You should read this because: We’ve actually been living in a Long Tail world for quite some time now, but Anderson has been able to identify the phenomenom and put a coherent and scaleable theory behind it. The really not-that-ironic success of his book should be the tipping point for the Long Tail.
- Author: Malcolm Gladwell
Title: The Tipping Point
Subtitle: How Little Things Can Make a Big Difference
Year published: 2000
Synopsis: A look at how ideas seem to suddenly penetrate our culture.
You should read this because: Not only did it contribute several instant buzzwords to the vernacular, it’s practically the ur-text of how to market in the digital age. It’s always fun to say things like “that ‘Lazy Sunday’ video was obviously the tipping point for YouTube.” Also: purely from the writing standpoint, Gladwell is never less than entertaining, and his character studies and ancedotes are cogent and insightful.
- Author: Michael Lewis
Subtitle: The Art of Winning an Unfair Game
Year published: 2003
Synopsis: How the Oakland Athletics leveraged new ways of looking at the same raw data to field competitive teams despite having a tiny budget.
You should read this because: Technology can revolutionize the way we think about and look at almost anything, even a game that has barely changed its basic structure for 150 years. Also, the Baseball establishment reacted as violently to the Moneyball enthusiasts as the major record labels did to digital music. Which would make Theo Epstein the parallel to iTunes: proof that this stuff could actually work.
- Author: Steven Johnson
Title: Everything Bad is Good For You
Subtitle: How Today’s Popular Culture Is Actually Making Us Smarter
Year published: 2005
Synopsis: The immersive universes and multi-character narratives of of today’s hit TV shows and videogames are far more demanding than anything ever before, and rather than turning their fans into drooling idiots, are actually stimulating their minds.

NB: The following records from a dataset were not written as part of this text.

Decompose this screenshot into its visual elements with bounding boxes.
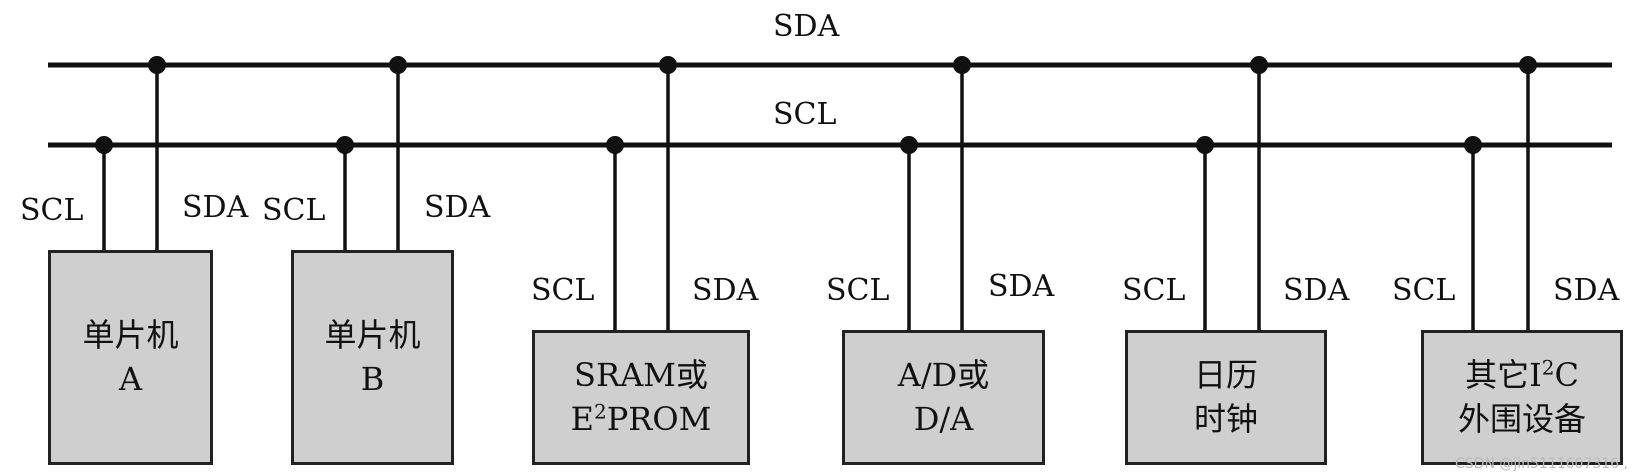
mcu-b-sda-label: SDA [424,190,491,225]
device-clock-line2: 时钟 [1193,399,1258,438]
device-mcu-b-line2: B [360,359,385,398]
sda-junction-dot-2 [389,56,407,74]
clock-sda-label: SDA [1283,273,1350,308]
device-memory-line2: E2PROM [571,398,712,441]
memory-superscript: 2 [594,398,607,423]
mcu-b-scl-label: SCL [262,193,326,228]
device-memory: SRAM或 E2PROM [532,330,750,465]
device-mcu-b: 单片机 B [291,250,454,465]
clock-scl-label: SCL [1122,273,1186,308]
other-post: C [1554,356,1579,395]
sda-junction-dot-5 [1250,56,1268,74]
scl-junction-dot-6 [1464,136,1482,154]
other-superscript: 2 [1541,355,1555,380]
other-scl-label: SCL [1392,273,1456,308]
device-other-line2: 外围设备 [1457,399,1586,438]
mcu-a-sda-label: SDA [182,190,249,225]
device-mcu-a-line1: 单片机 [82,316,179,355]
device-mcu-a-line2: A [118,359,143,398]
scl-junction-dot-1 [95,136,113,154]
adc-scl-label: SCL [826,273,890,308]
adc-sda-label: SDA [988,269,1055,304]
sda-junction-dot-3 [659,56,677,74]
bus-taps [95,56,1537,331]
memory-scl-label: SCL [531,273,595,308]
watermark: CSDN @jin5111607316 , [1455,456,1628,472]
device-memory-line1: SRAM或 [574,356,708,395]
sda-junction-dot-6 [1519,56,1537,74]
memory-sda-label: SDA [692,273,759,308]
sda-bus-label: SDA [773,9,840,44]
device-adc-line1: A/D或 [897,356,990,395]
device-other-line1: 其它I2C [1465,354,1579,397]
memory-e: E [570,399,594,438]
sda-junction-dot-4 [953,56,971,74]
device-other-peripheral: 其它I2C 外围设备 [1421,330,1623,465]
other-sda-label: SDA [1553,273,1620,308]
memory-prom: PROM [606,399,712,438]
scl-junction-dot-4 [900,136,918,154]
scl-junction-dot-5 [1196,136,1214,154]
device-calendar-clock: 日历 时钟 [1125,330,1327,465]
device-mcu-a: 单片机 A [48,250,213,465]
device-mcu-b-line1: 单片机 [324,316,421,355]
device-adc-line2: D/A [913,399,974,438]
scl-bus-label: SCL [773,97,837,132]
device-adc-dac: A/D或 D/A [842,330,1045,465]
scl-junction-dot-3 [606,136,624,154]
other-pre: 其它I [1465,356,1542,395]
sda-junction-dot-1 [148,56,166,74]
mcu-a-scl-label: SCL [20,193,84,228]
device-clock-line1: 日历 [1193,356,1258,395]
scl-junction-dot-2 [336,136,354,154]
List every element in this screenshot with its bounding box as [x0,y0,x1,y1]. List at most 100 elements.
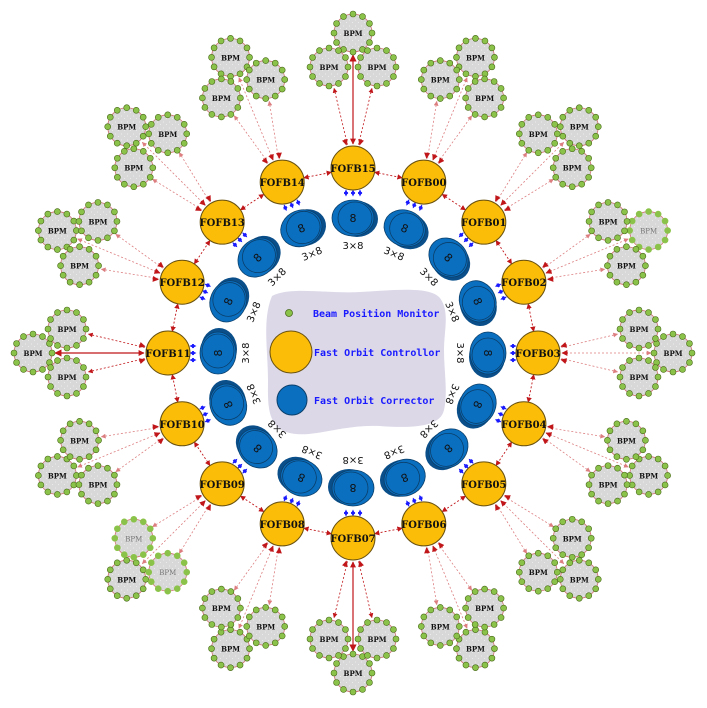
corrector-body [458,280,497,323]
bpm-pickup-dot [66,278,74,286]
bpm-pickup-dot [488,635,496,643]
bpm-link [545,432,629,468]
ring-link [240,495,265,513]
bpm-pickup-dot [114,154,121,162]
bpm-pickup-dot [78,471,85,479]
bpm-link [238,545,274,629]
corrector-body [237,428,278,469]
bpm-pickup-dot [227,35,234,42]
bpm-pickup-dot [373,82,381,90]
bpm-pickup-dot [490,78,498,85]
bpm-pickup-dot [316,80,323,87]
ring-link [193,441,211,466]
bpm-pickup-dot [139,180,147,188]
bpm-pickup-dot [525,552,533,560]
bpm-pickup-dot [349,10,357,18]
bpm-pickup-dot [392,635,400,643]
bpm-pickup-dot [471,111,479,118]
bpm-pickup-dot [464,595,472,602]
bpm-pickup-dot [44,373,52,381]
bpm-node: BPM [616,306,662,352]
bpm-pickup-dot [54,357,61,364]
bpm-pickup-dot [585,559,593,567]
controller-body [330,145,376,191]
bpm-pickup-dot [47,383,54,390]
corrector-link [232,458,238,464]
bpm-pickup-dot [243,623,251,630]
bpm-link [233,115,269,163]
bpm-pickup-dot [664,472,671,479]
bpm-pickup-dot [73,390,80,397]
corrector-ring [212,282,246,317]
bpm-pickup-dot [427,92,435,100]
bpm-pickup-dot [44,243,52,251]
bpm-pickup-dot [592,566,600,574]
bpm-pickup-dot [92,427,100,435]
controller-node: FOFB03 [515,330,568,376]
corrector-link [418,494,424,502]
ring-link [441,193,466,211]
bpm-pickup-dot [436,642,444,649]
bpm-pickup-dot [635,354,643,362]
bpm-pickup-dot [613,278,621,286]
bpm-pickup-dot [199,94,206,102]
bpm-pickup-dot [626,390,633,397]
bpm-pickup-dot [245,66,253,74]
bpm-pickup-dot [686,359,693,366]
bpm-pickup-dot [661,236,669,244]
bpm-pickup-dot [63,344,71,352]
bpm-pickup-dot [654,210,662,218]
bpm-pickup-dot [368,669,376,677]
bpm-pickup-dot [664,227,671,234]
bpm-pickup-dot [85,245,93,253]
controller-label: FOFB08 [260,520,305,531]
bpm-pickup-dot [309,645,316,652]
bpm-pickup-dot [616,373,624,381]
bpm-pickup-dot [621,227,628,235]
bpm-pickup-dot [66,420,74,428]
bpm-pickup-dot [652,364,659,371]
corrector-count-label: 8 [212,350,225,357]
bpm-pickup-dot [333,660,340,667]
controller-port-arrow [500,199,507,206]
controller-label: FOFB15 [330,164,375,175]
controller-node: FOFB11 [138,330,191,376]
bpm-pickup-dot [661,217,669,225]
bpm-label: BPM [24,349,43,358]
bpm-pickup-dot [227,78,235,85]
corrector-node: 83×8 [442,280,497,327]
bpm-pickup-dot [497,104,505,111]
bpm-pickup-dot [201,614,209,621]
bpm-label: BPM [221,53,240,62]
bpm-pickup-dot [92,252,100,260]
bpm-link [152,496,202,528]
bpm-label: BPM [88,481,107,490]
bpm-pickup-dot [390,645,397,652]
bpm-pickup-dot [481,75,488,83]
bpm-pickup-dot [123,556,131,564]
bpm-label: BPM [256,76,275,85]
bpm-pickup-dot [585,154,592,162]
corrector-ring [242,239,276,274]
bpm-pickup-dot [48,349,56,357]
legend-background [266,289,446,435]
bpm-label: BPM [431,76,450,85]
bpm-pickup-dot [464,104,472,111]
bpm-pickup-dot [587,164,595,172]
bpm-pickup-dot [481,113,488,121]
corrector-body [383,458,426,497]
controller-label: FOFB12 [159,278,204,289]
bpm-pickup-dot [63,210,71,218]
corrector-ring [282,460,317,494]
bpm-node: BPM [330,10,376,56]
bpm-pickup-dot [262,95,270,102]
bpm-pickup-dot [481,585,488,593]
bpm-pickup-dot [614,497,621,505]
bpm-pickup-dot [455,623,463,630]
bpm-pickup-dot [104,497,111,505]
bpm-pickup-dot [366,20,373,27]
bpm-node: BPM [104,556,150,602]
bpm-pickup-dot [575,104,583,112]
bpm-pickup-dot [114,525,121,533]
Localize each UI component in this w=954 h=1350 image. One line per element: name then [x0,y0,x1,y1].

You should read this because: Since this book has been published, it has been become more obvious, as a TV show like Lost spins off into the Lost Experience, or The Office knows that its fans will get the secondary character-driven jokes that fuel its webisodes. It also supports one of my long-held theories: the real idiots are the ones who assume that popular culture is only for the dumb masses.
- Author: Edward Tenner
Title: Why Things Bite Back
Subtitle: Technology And The Revenge of Unintended Consequences
Year published: 1996
Synopsis: At the dawn of the internet age, a study of several cases of what Tenner calls “The Revenge Effect” of new technology in all walks of life.
You should read this because: There are always going to be unexpected results to every bit of technology, some good and some bad, but they are always going to exist. Knowing that in advance could help you plan for them, maybe even minimize their impact.
Like I said, this is just my list. You might think that it’s a bit obvious; you might think that I’ve missed something (or things) that are essential. You probably have your own suggestions. If so, I’d love to hear them.